The role of m6A in the immune system is evident across three critical areas: immune recognition, activation of both innate and acquired immune responses, and differentiation immune cells. For example, specific deletion of METTL3 in CD4⁺ T cells disrupts their dynamic homeostasis and differentiation (87). Furthermore, viral infection in host cells leads to reduced expression of the m6A eraser ALKBH5, which subsequently modulates cellular metabolism to inhibit viral replication (88).

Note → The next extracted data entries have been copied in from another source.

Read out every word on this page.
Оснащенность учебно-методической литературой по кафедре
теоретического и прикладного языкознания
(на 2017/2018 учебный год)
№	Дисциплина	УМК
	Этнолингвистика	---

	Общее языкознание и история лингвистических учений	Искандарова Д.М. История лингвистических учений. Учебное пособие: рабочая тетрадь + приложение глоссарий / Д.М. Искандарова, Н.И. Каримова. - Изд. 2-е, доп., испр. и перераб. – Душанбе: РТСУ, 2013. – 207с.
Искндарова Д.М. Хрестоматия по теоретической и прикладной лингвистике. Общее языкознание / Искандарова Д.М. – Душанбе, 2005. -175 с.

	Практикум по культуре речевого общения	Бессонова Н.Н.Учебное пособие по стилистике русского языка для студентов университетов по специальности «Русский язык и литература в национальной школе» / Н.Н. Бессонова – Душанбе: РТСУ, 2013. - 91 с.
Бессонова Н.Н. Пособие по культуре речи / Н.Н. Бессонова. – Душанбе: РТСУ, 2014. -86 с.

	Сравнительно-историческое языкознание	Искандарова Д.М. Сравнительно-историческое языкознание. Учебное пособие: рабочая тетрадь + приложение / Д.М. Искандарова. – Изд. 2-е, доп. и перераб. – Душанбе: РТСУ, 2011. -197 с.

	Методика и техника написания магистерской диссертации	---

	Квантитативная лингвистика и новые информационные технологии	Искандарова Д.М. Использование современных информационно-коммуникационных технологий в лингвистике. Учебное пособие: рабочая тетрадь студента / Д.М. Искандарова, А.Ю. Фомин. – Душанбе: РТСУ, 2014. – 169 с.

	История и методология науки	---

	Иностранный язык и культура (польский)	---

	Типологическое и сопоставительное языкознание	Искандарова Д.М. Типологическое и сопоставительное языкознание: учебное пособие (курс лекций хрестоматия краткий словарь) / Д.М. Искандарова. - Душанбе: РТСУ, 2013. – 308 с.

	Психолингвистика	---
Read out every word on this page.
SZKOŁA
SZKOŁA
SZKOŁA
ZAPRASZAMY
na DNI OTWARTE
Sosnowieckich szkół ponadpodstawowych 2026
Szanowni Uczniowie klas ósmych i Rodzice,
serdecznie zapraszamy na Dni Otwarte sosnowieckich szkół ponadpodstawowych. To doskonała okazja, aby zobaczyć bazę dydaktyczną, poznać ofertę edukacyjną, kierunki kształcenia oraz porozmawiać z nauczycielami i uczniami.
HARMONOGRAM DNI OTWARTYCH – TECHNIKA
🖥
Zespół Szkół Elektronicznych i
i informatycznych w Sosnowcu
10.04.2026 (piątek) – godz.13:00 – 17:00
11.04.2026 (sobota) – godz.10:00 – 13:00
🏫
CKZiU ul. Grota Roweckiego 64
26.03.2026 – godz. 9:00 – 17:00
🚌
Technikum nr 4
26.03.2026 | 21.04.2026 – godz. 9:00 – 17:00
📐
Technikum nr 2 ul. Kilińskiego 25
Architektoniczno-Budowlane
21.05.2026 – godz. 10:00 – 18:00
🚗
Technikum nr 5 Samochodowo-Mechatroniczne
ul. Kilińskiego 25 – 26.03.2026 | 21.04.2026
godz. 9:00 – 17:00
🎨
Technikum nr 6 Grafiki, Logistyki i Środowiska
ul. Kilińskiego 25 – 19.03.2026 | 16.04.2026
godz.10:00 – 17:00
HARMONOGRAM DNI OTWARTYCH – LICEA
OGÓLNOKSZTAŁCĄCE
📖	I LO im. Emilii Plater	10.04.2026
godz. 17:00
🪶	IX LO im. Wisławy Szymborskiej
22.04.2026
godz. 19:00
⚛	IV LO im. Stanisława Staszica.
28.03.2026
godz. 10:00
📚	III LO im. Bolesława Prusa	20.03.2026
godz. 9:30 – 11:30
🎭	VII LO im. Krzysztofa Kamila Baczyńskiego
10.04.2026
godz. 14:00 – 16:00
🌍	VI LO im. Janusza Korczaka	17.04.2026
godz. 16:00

Regarding macrophage polarization, Liu et al. (89) induced M1 polarization in mouse peritoneal macrophages and observed a significant upregulation of METTL3 at both mRNA and protein levels, suggesting a robust correlation between METTL3 expression and M1 polarization in these cells. In subsequent experiments, METTL3 was either inhibited or overexpressed in mouse bone marrow-derived macrophages (BMDMs) using transfection techniques. The expression levels of key regulators of macrophage polarization, including interferon regulatory factor-5 (IRF5), STAT1, and NF-κB, were subsequently evaluated. The findings demonstrated that METTL3 mediates STAT1 mRNA methylation, thereby enhancing its mRNA stability, upregulating STAT1 expression, promoting M1 macrophage polarization, inhibiting M2 macrophage polarization, and participating in inflammatory responses.

Furthermore, a significant relationship has been established between the m6A demethylase FTO and macrophage polarization. Gu et al. (6) demonstrated that FTO expression was significantly downregulated during both M1 and M2 polarization of BMDMs, where M1 polarization was induced by E. coli LPS and interferon-γ, while M2 polarization was triggered by IL-4. Notably, the suppression of FTO expression impaired the polarization of both M1 and M2 macrophage. Further investigations revealed that FTO modulates the NF-κB signaling pathway and influences the stability of STAT1 and PPAR-γ. Specifically, FTO knockdown inhibits the NF-κB signaling cascade and destabilizes STAT1 and PPAR-γ, which are essential for macrophage polarization mediated by YTHDF2. These findings underscore the critical role of FTO in regulating macrophage polarization.

hsa_CIRC_0029589, a circular RNA, is upregulated in vascular smooth muscle cells of hyperlipidemia patients (90). Guo et al. (91) reported that in peripheral blood macrophages from patients with acute coronary syndrome, hsa_CIRC_0029589 expression is decreased while METTL3 expression is increased. Inhibition of METTL3 leads to a decrease in the methylation level of hsa_CIRC_0029589, resulting in its upregulation. Conversely, interferon regulatory factor-1 (IRF-1) enhances METTL3 expression within macrophages, thereby suppressing hsa_CIRC_0029589 expression. These findings suggest that IRF-1 inhibits the expression of hsa_CIRC_0029589 via enhanced m6A modification, thereby subsequently facilitating macrophage pyroptosis and amplifying inflammatory responses in AS.

Cai et al. (92) recently demonstrated that in endotoxin-stimulated macrophages, the knockout of METTL3 leads to a significant reduction in its expression, along with an upregulation of pro-inflammatory cytokines such as TNF-α and IL-6. Further experiments demonstrated that METTL3 deletion inhibits YTHDF2-mediated degradation of NOD1 and RIPK2 mRNA, resulting in upregulation of the NOD1 pathway and subsequent enhancement of lipopolysaccharide-induced macrophage inflammation. These findings suggest that METTL3 negatively regulates LPS-induced inflammation.

Additionally, Yu et al. (93) shown that inhibiting YTHDF2 in LPS-stimulated RAW264.7 macrophages enhances the stability of MAP2K4 and MAP4K4 mRNA. This stabilization subsequently enhances the activation of inflammatory pathways for instance p38MAPK, extracellular signal-regulated kinase (ERK), and the NF-κB pathway, resulting elevated levels of downstream inflammatory molecules, including IL-6, TNF-α, IL-1β, and IL-12. These findings indicate that YTHDF2 acts as a negative regulator of the LPS-induced inflammatory response in macrophages. Furthermore, X. Zhang et al. (94) Showed that METTL3 and YTHDF2 jointly suppress PGC-1α expression in THP-1 macrophages, leading to increased accumulation of cellular and mitochondrial ROS, and heightened expression of pro-inflammatory cytokines.